Monsanto Fund Gives to Illinois Tech’s Teen STEM Program for Second Year

Corbett Kull (M.B.A. ’98) [center] presents a $10,000 check to Luke Chitwood [right], Global Leaders Program Manager, in the company of recent Global Leaders Program alumni.

Monsanto Fund, the charitable arm of the agricultural tech company Monsanto, renewed its support for Illinois Institute of Technology’s Global Leaders Program on June 22 with a gift of $10,000. For the second year in a row, Monsanto Fund’s gift will support basic operations for Global Leaders. Global Leaders offers Chicago-area high school students opportunities to lead and serve through the fields of science, technology, engineering, and mathematics (STEM). The program seeks to inspire students to enter the STEM fields and provides support and guidance through the college application process. The program has a special focus on helping underrepresented groups in STEM.

Global Leaders brings together students from more than 60 high schools across the Chicago region to serve the local community with projects that require STEM skills. One alumnus of the program, Eder Aguilar, introduced fourth-grade classrooms to career opportunities in STEM with a tower-building contest employing marshmallows and toothpicks.

Aguilar is currently a first-year student at Oberlin College. Other recent graduates of Global Leaders attend Cornell University, Brown University, Vassar College, and Illinois Tech. In its seven years of operating, 100 percent of Global Leaders alumni have gone on to college.
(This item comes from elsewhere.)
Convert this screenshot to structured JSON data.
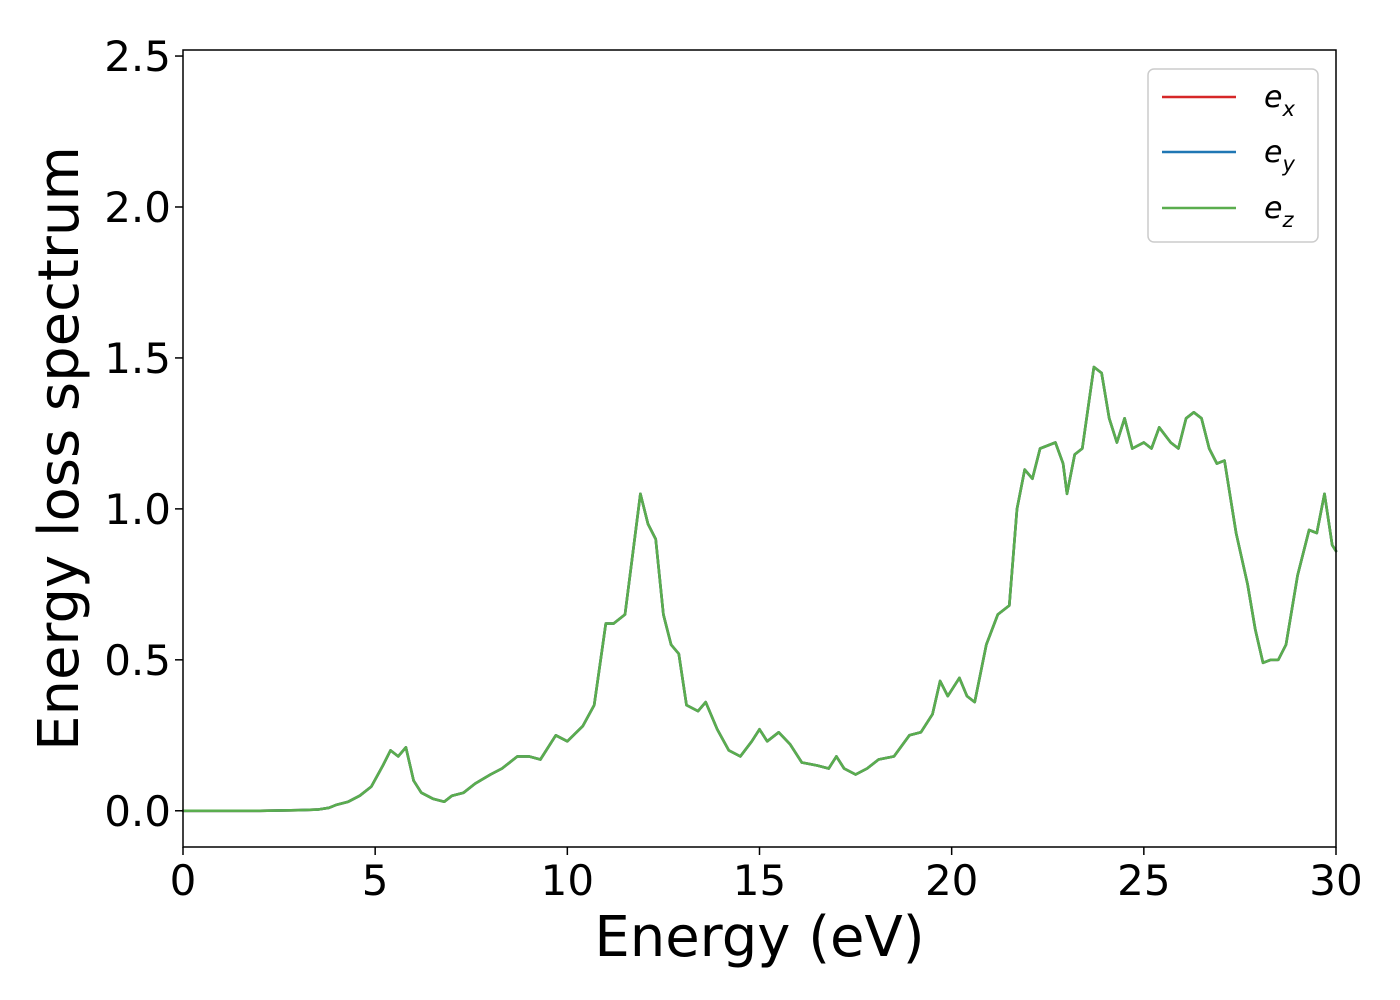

Corbett Kull (M.B.A. ‘98), senior director at the Climate Corporation, a division of Monsanto, presented the $10,000 check to Global Leaders Program alumni and staff on the Illinois Tech campus. “It’s very important to Monsanto and Climate Corporation that we expose more kids not only to STEM but also to leadership opportunities…There are just not enough qualified people out there to fill all the [STEM-related] positions that we have,” said Kull.